Enterprises and OEMs often need to integrate multiple systems to improve operational efficiency. This requires continuous data collection from many sensors so applications can use that data to support business decisions. To enable interaction between connected devices and business applications, IoT gateways and cloud-based IoT platforms continue to evolve.

Challenges: Connecting IoT Devices to Cloud Services

Although billions of devices are connected today, not all devices can communicate directly with cloud applications or platforms. These devices, often called edge devices, can include hardware sensors, consumer devices, industrial controllers, or other industrial equipment residing on private or potentially proprietary networks. Creating reliable data paths from these edge devices to cloud gateways raises several challenges, including:

• Heterogeneous hardware platforms: OEMs use diverse hardware platforms, involving complex processors, varying memory footprints, efficient power management, multiple sensors, and many other electronic modules, together with embedded software and embedded operating systems. This diversity complicates standardizing connectivity and management.
• Network bandwidth and latency: Many IoT devices transmit data at high rates and can overwhelm available network bandwidth. Robust network topologies are required to support timely device-to-cloud communication. For example, temperature sensors that transmit hundreds of bytes in fractions of a second can generate terabytes of data per month, which may incur substantial data transfer costs.
• Gateway orchestration and data routing complexity: Gateways must handle diverse proprietary network protocols and potential data floods to enable seamless edge-device connectivity. Converting data into a common format while routing it to multiple systems or applications that use different methods or protocols is challenging. Gateways also need to apply rules or orchestration that let applications define which data is actionable and which is redundant based on specific business requirements.
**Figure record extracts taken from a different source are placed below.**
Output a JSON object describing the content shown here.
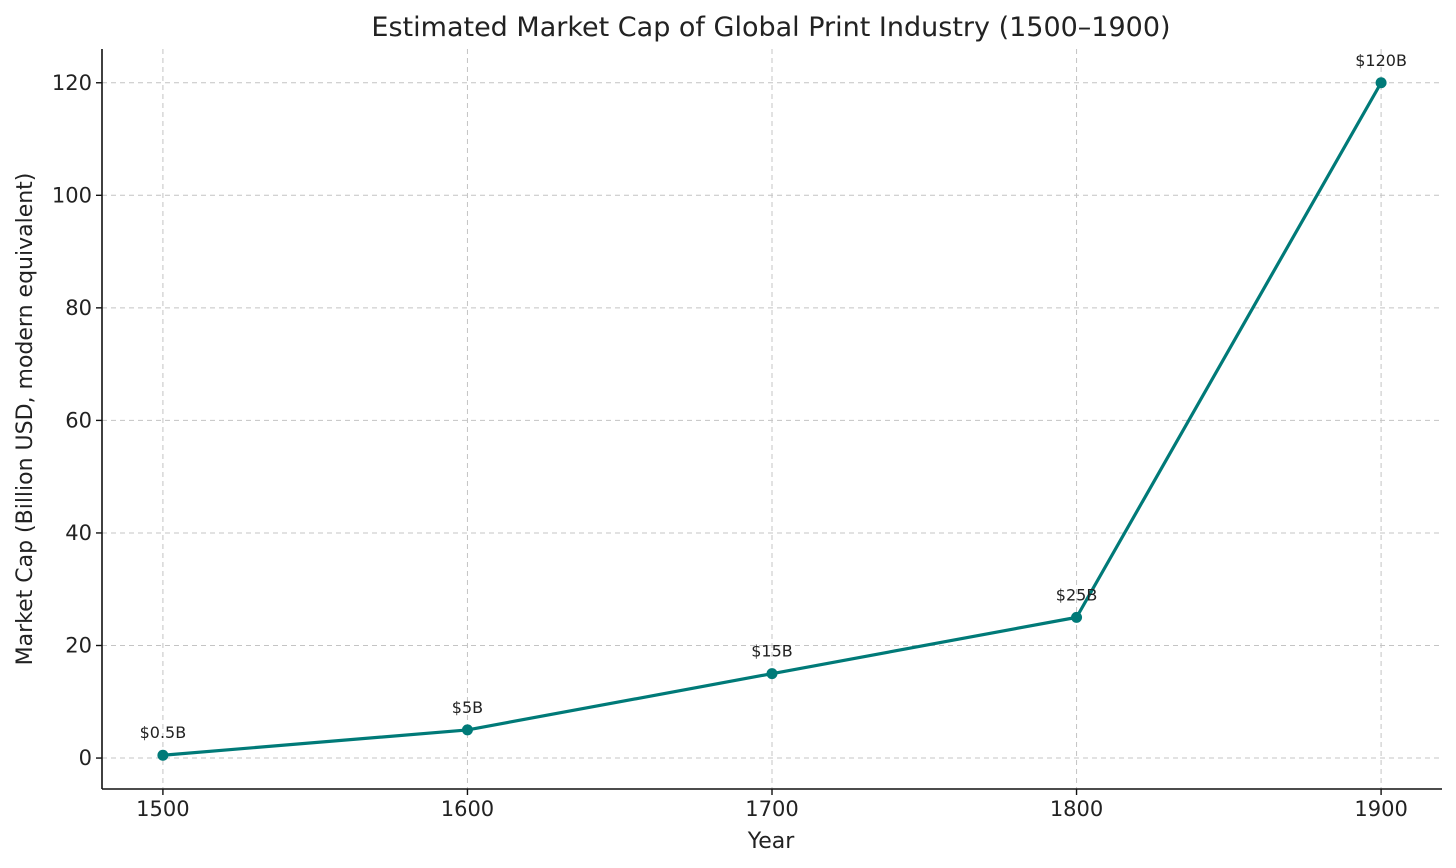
{
  "chart_data": {
    "type": "line",
    "title": "Estimated Market Cap of Global Print Industry (1500–1900)",
    "xlabel": "Year",
    "ylabel": "Market Cap (Billion USD, modern equivalent)",
    "x": [
      1500,
      1600,
      1700,
      1800,
      1900
    ],
    "series": [
      {
        "values": [
          0.5,
          5,
          15,
          25,
          120
        ],
        "data_labels": [
          "$0.5B",
          "$5B",
          "$15B",
          "$25B",
          "$120B"
        ],
        "color": "#007a78",
        "marker": "circle"
      }
    ],
    "xlim": [
      1480,
      1920
    ],
    "ylim": [
      -5.5,
      126
    ],
    "xticks": [
      1500,
      1600,
      1700,
      1800,
      1900
    ],
    "yticks": [
      0,
      20,
      40,
      60,
      80,
      100,
      120
    ],
    "grid": true,
    "legend": "none"
  }
}
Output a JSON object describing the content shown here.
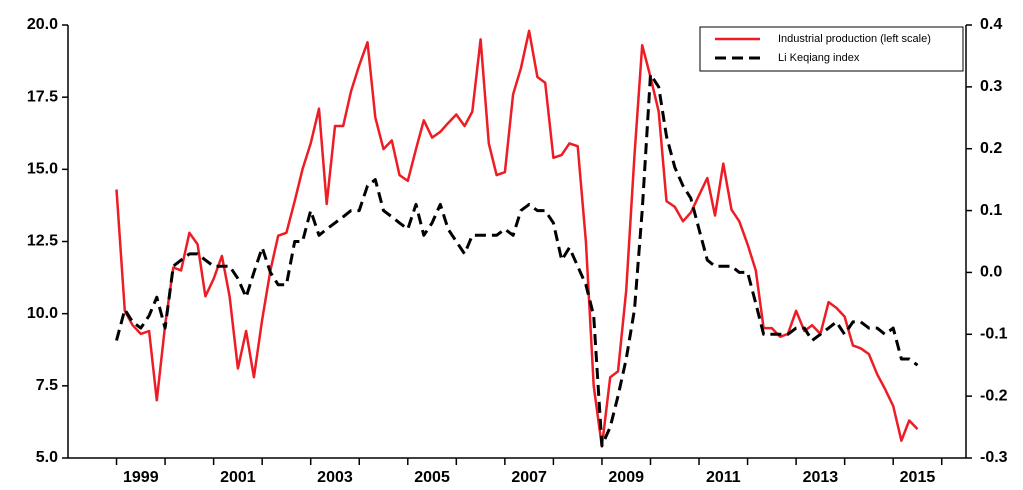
{
  "chart_data": {
    "type": "line",
    "x": [
      1999,
      1999.17,
      1999.33,
      1999.5,
      1999.67,
      1999.83,
      2000,
      2000.17,
      2000.33,
      2000.5,
      2000.67,
      2000.83,
      2001,
      2001.17,
      2001.33,
      2001.5,
      2001.67,
      2001.83,
      2002,
      2002.17,
      2002.33,
      2002.5,
      2002.67,
      2002.83,
      2003,
      2003.17,
      2003.33,
      2003.5,
      2003.67,
      2003.83,
      2004,
      2004.17,
      2004.33,
      2004.5,
      2004.67,
      2004.83,
      2005,
      2005.17,
      2005.33,
      2005.5,
      2005.67,
      2005.83,
      2006,
      2006.17,
      2006.33,
      2006.5,
      2006.67,
      2006.83,
      2007,
      2007.17,
      2007.33,
      2007.5,
      2007.67,
      2007.83,
      2008,
      2008.17,
      2008.33,
      2008.5,
      2008.67,
      2008.83,
      2009,
      2009.17,
      2009.33,
      2009.5,
      2009.67,
      2009.83,
      2010,
      2010.17,
      2010.33,
      2010.5,
      2010.67,
      2010.83,
      2011,
      2011.17,
      2011.33,
      2011.5,
      2011.67,
      2011.83,
      2012,
      2012.17,
      2012.33,
      2012.5,
      2012.67,
      2012.83,
      2013,
      2013.17,
      2013.33,
      2013.5,
      2013.67,
      2013.83,
      2014,
      2014.17,
      2014.33,
      2014.5,
      2014.67,
      2014.83,
      2015,
      2015.17,
      2015.33,
      2015.5
    ],
    "series": [
      {
        "name": "Industrial production (left scale)",
        "color": "#ee1c25",
        "dash": false,
        "values": [
          14.3,
          10.1,
          9.6,
          9.3,
          9.4,
          7.0,
          9.6,
          11.6,
          11.5,
          12.8,
          12.4,
          10.6,
          11.2,
          12.0,
          10.6,
          8.1,
          9.4,
          7.8,
          9.8,
          11.5,
          12.7,
          12.8,
          13.9,
          15.0,
          15.9,
          17.1,
          13.8,
          16.5,
          16.5,
          17.7,
          18.6,
          19.4,
          16.8,
          15.7,
          16.0,
          14.8,
          14.6,
          15.7,
          16.7,
          16.1,
          16.3,
          16.6,
          16.9,
          16.5,
          17.0,
          19.5,
          15.9,
          14.8,
          14.9,
          17.6,
          18.5,
          19.8,
          18.2,
          18.0,
          15.4,
          15.5,
          15.9,
          15.8,
          12.5,
          7.5,
          5.4,
          7.8,
          8.0,
          10.8,
          15.5,
          19.3,
          18.2,
          17.0,
          13.9,
          13.7,
          13.2,
          13.5,
          14.1,
          14.7,
          13.4,
          15.2,
          13.6,
          13.2,
          12.4,
          11.5,
          9.5,
          9.5,
          9.2,
          9.3,
          10.1,
          9.4,
          9.6,
          9.3,
          10.4,
          10.2,
          9.9,
          8.9,
          8.8,
          8.6,
          7.9,
          7.4,
          6.8,
          5.6,
          6.3,
          6.0
        ]
      },
      {
        "name": "Li Keqiang index",
        "color": "#000000",
        "dash": true,
        "axis": "y2",
        "values": [
          -0.11,
          -0.06,
          -0.08,
          -0.09,
          -0.07,
          -0.04,
          -0.09,
          0.01,
          0.02,
          0.03,
          0.03,
          0.02,
          0.01,
          0.01,
          0.01,
          -0.01,
          -0.04,
          0.0,
          0.04,
          0.0,
          -0.02,
          -0.02,
          0.05,
          0.05,
          0.1,
          0.06,
          0.07,
          0.08,
          0.09,
          0.1,
          0.1,
          0.14,
          0.15,
          0.1,
          0.09,
          0.08,
          0.07,
          0.11,
          0.06,
          0.08,
          0.11,
          0.07,
          0.05,
          0.03,
          0.06,
          0.06,
          0.06,
          0.06,
          0.07,
          0.06,
          0.1,
          0.11,
          0.1,
          0.1,
          0.08,
          0.02,
          0.04,
          0.01,
          -0.02,
          -0.07,
          -0.28,
          -0.25,
          -0.2,
          -0.14,
          -0.06,
          0.1,
          0.32,
          0.3,
          0.22,
          0.17,
          0.14,
          0.12,
          0.07,
          0.02,
          0.01,
          0.01,
          0.01,
          0.0,
          0.0,
          -0.05,
          -0.1,
          -0.1,
          -0.1,
          -0.1,
          -0.09,
          -0.09,
          -0.11,
          -0.1,
          -0.09,
          -0.08,
          -0.1,
          -0.08,
          -0.08,
          -0.09,
          -0.09,
          -0.1,
          -0.09,
          -0.14,
          -0.14,
          -0.15
        ]
      }
    ],
    "xlim": [
      1998,
      2016.5
    ],
    "xticks": [
      {
        "value": 1999.5,
        "label": "1999"
      },
      {
        "value": 2001.5,
        "label": "2001"
      },
      {
        "value": 2003.5,
        "label": "2003"
      },
      {
        "value": 2005.5,
        "label": "2005"
      },
      {
        "value": 2007.5,
        "label": "2007"
      },
      {
        "value": 2009.5,
        "label": "2009"
      },
      {
        "value": 2011.5,
        "label": "2011"
      },
      {
        "value": 2013.5,
        "label": "2013"
      },
      {
        "value": 2015.5,
        "label": "2015"
      }
    ],
    "xminorticks": [
      1999,
      2000,
      2001,
      2002,
      2003,
      2004,
      2005,
      2006,
      2007,
      2008,
      2009,
      2010,
      2011,
      2012,
      2013,
      2014,
      2015,
      2016
    ],
    "ylim": [
      5,
      20
    ],
    "yticks": [
      {
        "value": 5,
        "label": "5.0"
      },
      {
        "value": 7.5,
        "label": "7.5"
      },
      {
        "value": 10,
        "label": "10.0"
      },
      {
        "value": 12.5,
        "label": "12.5"
      },
      {
        "value": 15,
        "label": "15.0"
      },
      {
        "value": 17.5,
        "label": "17.5"
      },
      {
        "value": 20,
        "label": "20.0"
      }
    ],
    "y2lim": [
      -0.3,
      0.4
    ],
    "y2ticks": [
      -0.3,
      -0.2,
      -0.1,
      {
        "value": 0,
        "label": "0.0"
      },
      0.1,
      0.2,
      0.3,
      0.4
    ],
    "legend": "top-right"
  }
}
Solution: Building a Unified Cloud IoT Platform-as-a-Service

A cloud-based IoT platform provides integrated technologies that let OEMs and enterprises configure and manage IoT deployments. Such platforms enable connection of a wide range of hardware-based devices, ingestion of terabytes of data, and delivery of processed contextual data to different cloud applications, ranging from proofs of concept to full commercial deployments across industries. Reliability, scalability, and robustness remain important concerns. A complete IoT cloud platform should include the following core capabilities:

• Device connectivity: The platform should support out-of-the-box connections using protocols such as MQTT and AMQP (both via WebSocket) and HTTPS, as well as prebuilt adapters and protocol translation for BLE, Zigbee, Thread, and other protocols.
• Device management: A robust device management framework should configure and register device inventories, track operational status, handle configuration and firmware updates, manage device-level error reporting and remediation, and keep devices and sensors up to date and functional.
• Data ingestion: The platform should ingest many different data formats and types, normalize incoming data, store it, and enable bidirectional data exchange between remote devices and cloud web services. A cloud IoT platform-as-a-service should also allow manufacturers to analyze product performance and end-user experience to inform customer support, reduce support and maintenance costs, offer additional services, and guide future product design.
• End-to-end security: To ensure end-to-end security, the platform should provide layered protection from sensors and hardware through network topology to cloud software. This includes device authentication and verification based on RSA keys, secure WebSocket connections, fully encrypted WLAN sessions, SSL/TLS-based HTTPS, and password-protected access controls. The cloud platform should ensure:
• Only authorized users can access specific connected devices;
• End-user data access is blocked for unauthorized entities;
• Access to cloud data by other cloud tenants is prevented;
• Users' networks are protected from hacking and phishing attempts.